Lying about age seems so insignificant. Cosmetic presentation is the more common way that people lie. It's not necessarily a bad thing (or a lie), but almost everyone does it.
Interesting issue Jake. Plato and the Puritans were/ are against such 'lies,' because they create a mask. Plato condemned the theatre for the same reason - he'd HATE the cinema and modern games as going further into the Cave rather than going outside it.
I used to feel much the same. I did wear some make up as a younger woman, mainly kohl for the eyes, and coloured eye shadow, and silvedr or gold bride make up from Pakistan.. My feeling was that this was pure fun, equivalent to wearing a pretty colour Tshirt or silk robe. Not an attempt to be something I was not - I was until recent years flamboyant, and t=some say still am.
I admired my mother immensely. She was a stunningly beautiful woman: the level of beauty where people went silent, breath took, if she walked in. She cultivated her grace, went to a hairdresser for tints as she aged, and wore full make up and painted nails.
This seemed understandable - if you were given a work of art you'd try to conserve it.

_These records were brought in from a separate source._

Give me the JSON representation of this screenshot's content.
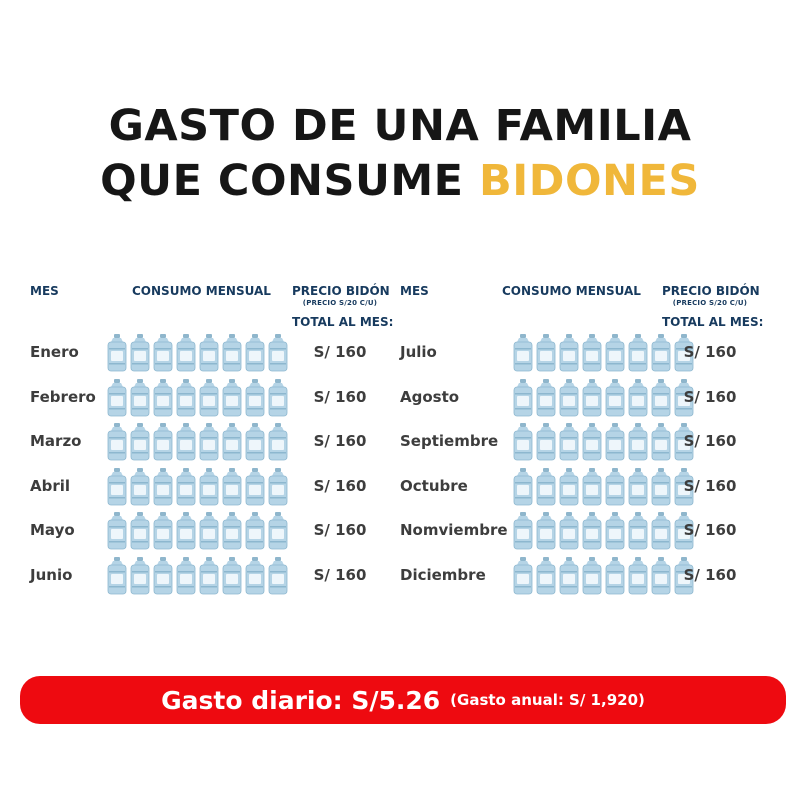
{
  "title": {
    "line1": "GASTO DE UNA FAMILIA",
    "line2_prefix": "QUE CONSUME ",
    "line2_accent": "BIDONES"
  },
  "headers": {
    "mes": "MES",
    "consumo": "CONSUMO MENSUAL",
    "precio": "PRECIO BIDÓN",
    "precio_sub": "(PRECIO S/20 C/U)",
    "total": "TOTAL AL MES:"
  },
  "bottles_per_month": 8,
  "months_left": [
    {
      "name": "Enero",
      "total": "S/ 160"
    },
    {
      "name": "Febrero",
      "total": "S/ 160"
    },
    {
      "name": "Marzo",
      "total": "S/ 160"
    },
    {
      "name": "Abril",
      "total": "S/ 160"
    },
    {
      "name": "Mayo",
      "total": "S/ 160"
    },
    {
      "name": "Junio",
      "total": "S/ 160"
    }
  ],
  "months_right": [
    {
      "name": "Julio",
      "total": "S/ 160"
    },
    {
      "name": "Agosto",
      "total": "S/ 160"
    },
    {
      "name": "Septiembre",
      "total": "S/ 160"
    },
    {
      "name": "Octubre",
      "total": "S/ 160"
    },
    {
      "name": "Nomviembre",
      "total": "S/ 160"
    },
    {
      "name": "Diciembre",
      "total": "S/ 160"
    }
  ],
  "banner": {
    "main": "Gasto diario: S/5.26",
    "secondary": "(Gasto anual: S/ 1,920)"
  },
  "colors": {
    "accent": "#f0b73a",
    "banner": "#ee0a10",
    "header_text": "#173a5e",
    "bottle": "#b5d4e6"
  },
  "icons": {
    "bottle": "water-jug-icon"
  }
}
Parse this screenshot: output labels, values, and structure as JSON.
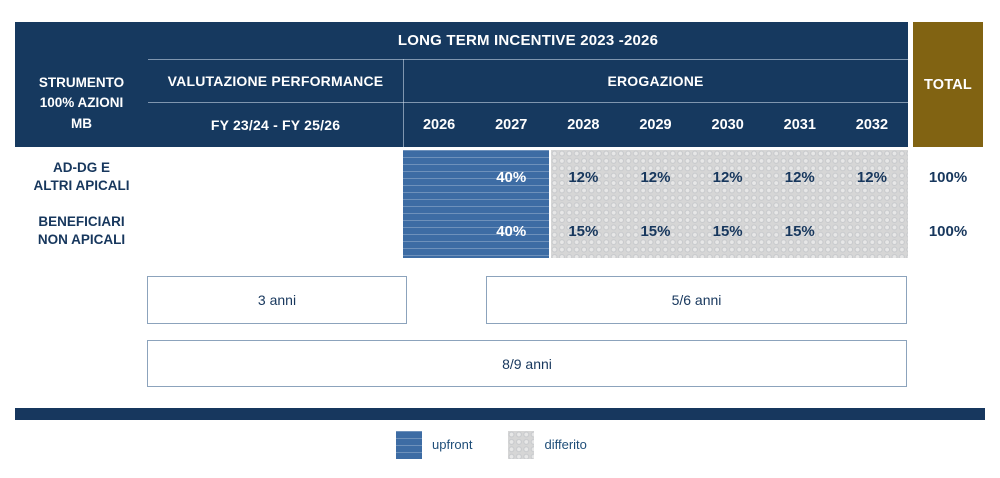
{
  "header": {
    "title": "LONG TERM INCENTIVE 2023 -2026",
    "row_header_line1": "STRUMENTO",
    "row_header_line2": "100% AZIONI",
    "row_header_line3": "MB",
    "valutazione": "VALUTAZIONE PERFORMANCE",
    "valutazione_period": "FY 23/24 - FY 25/26",
    "erogazione": "EROGAZIONE",
    "total": "TOTAL",
    "years": [
      "2026",
      "2027",
      "2028",
      "2029",
      "2030",
      "2031",
      "2032"
    ]
  },
  "rows": [
    {
      "label_line1": "AD-DG E",
      "label_line2": "ALTRI APICALI",
      "values": [
        "",
        "40%",
        "12%",
        "12%",
        "12%",
        "12%",
        "12%"
      ],
      "total": "100%"
    },
    {
      "label_line1": "BENEFICIARI",
      "label_line2": "NON APICALI",
      "values": [
        "",
        "40%",
        "15%",
        "15%",
        "15%",
        "15%",
        ""
      ],
      "total": "100%"
    }
  ],
  "duration": {
    "box1": "3 anni",
    "box2": "5/6 anni",
    "box3": "8/9 anni"
  },
  "legend": {
    "upfront": "upfront",
    "differito": "differito"
  },
  "colors": {
    "navy_header": "#16395f",
    "navy_text": "#17375d",
    "gold_total": "#816312",
    "upfront_blue": "#3d6ca4",
    "differito_gray": "#d6d6d6",
    "bottom_bar": "#17375e",
    "box_border": "#8ca3bc"
  },
  "chart_data": {
    "type": "table",
    "title": "LONG TERM INCENTIVE 2023 -2026",
    "columns": [
      "STRUMENTO 100% AZIONI MB",
      "VALUTAZIONE PERFORMANCE FY 23/24 - FY 25/26",
      "2026",
      "2027",
      "2028",
      "2029",
      "2030",
      "2031",
      "2032",
      "TOTAL"
    ],
    "rows": [
      [
        "AD-DG E ALTRI APICALI",
        "",
        "",
        "40%",
        "12%",
        "12%",
        "12%",
        "12%",
        "12%",
        "100%"
      ],
      [
        "BENEFICIARI NON APICALI",
        "",
        "",
        "40%",
        "15%",
        "15%",
        "15%",
        "15%",
        "",
        "100%"
      ]
    ],
    "upfront_cells": [
      "2027: 40% (both rows)"
    ],
    "deferred_cells": [
      "row1: 12% in 2028-2032",
      "row2: 15% in 2028-2031"
    ],
    "duration_annotations": [
      "3 anni",
      "5/6 anni",
      "8/9 anni"
    ],
    "legend_entries": [
      "upfront",
      "differito"
    ]
  }
}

Where I admired her so greatly was in regularly reviewing a facelift, and each time saying no under huge pressure from our culture to say yes. I loved it that at the funeral director the staff were fascinated by her, and saw her as beautiful at almost 90 and a corpse. Yet that immense beauty caused her as much misery as joy because it defined all her relationships, every one, even mine. In a way I hated beauty culture because of what it did to her.
Then I saw Joan Collins on stage talking about her beauty regime. Her pride in her bodywork was immense. It took long hours of dedicated labour every day like an athlete. Clearly she had had surgery. Suddenly I understood - for her her face and body were like a sculptor's material, wood, stone, jewels. Painfully and savagely she worked it to wrest a beautiful thing from it.
Now I could never do that. I'd loathe it. But I could see her courage in doing it. I understand dedication to my art.
Which leaves me asking where is it sick? where is it just a lie? and where is it art?
I can see that sacrificing nerve lines (like nipples losing sensation in breast surgery) is grotesque.
If someone is so addicted to the body work they cannot exist without it, that is sickmess. Pedrhaps that's Joan Collins, but not my mother because she said no.
Most of all I grieve for all the young women today who have been brainwashed into painting their whole face before going out the door - always. So the skin is clogged, barred to light, and goes grey under the paint, ensuring they buy more slop to try to look acceptable.
The fear underneath that compulsion drives all that money spent, all that time putting it on, patching it through the day, taking it off, is so unhappy. The block to communication is huge - delicate colours in skin, and tiny muscles create shapes that together 'speak.' So the painted face is indeed a mask, blank and boring, compared to a naked, real face.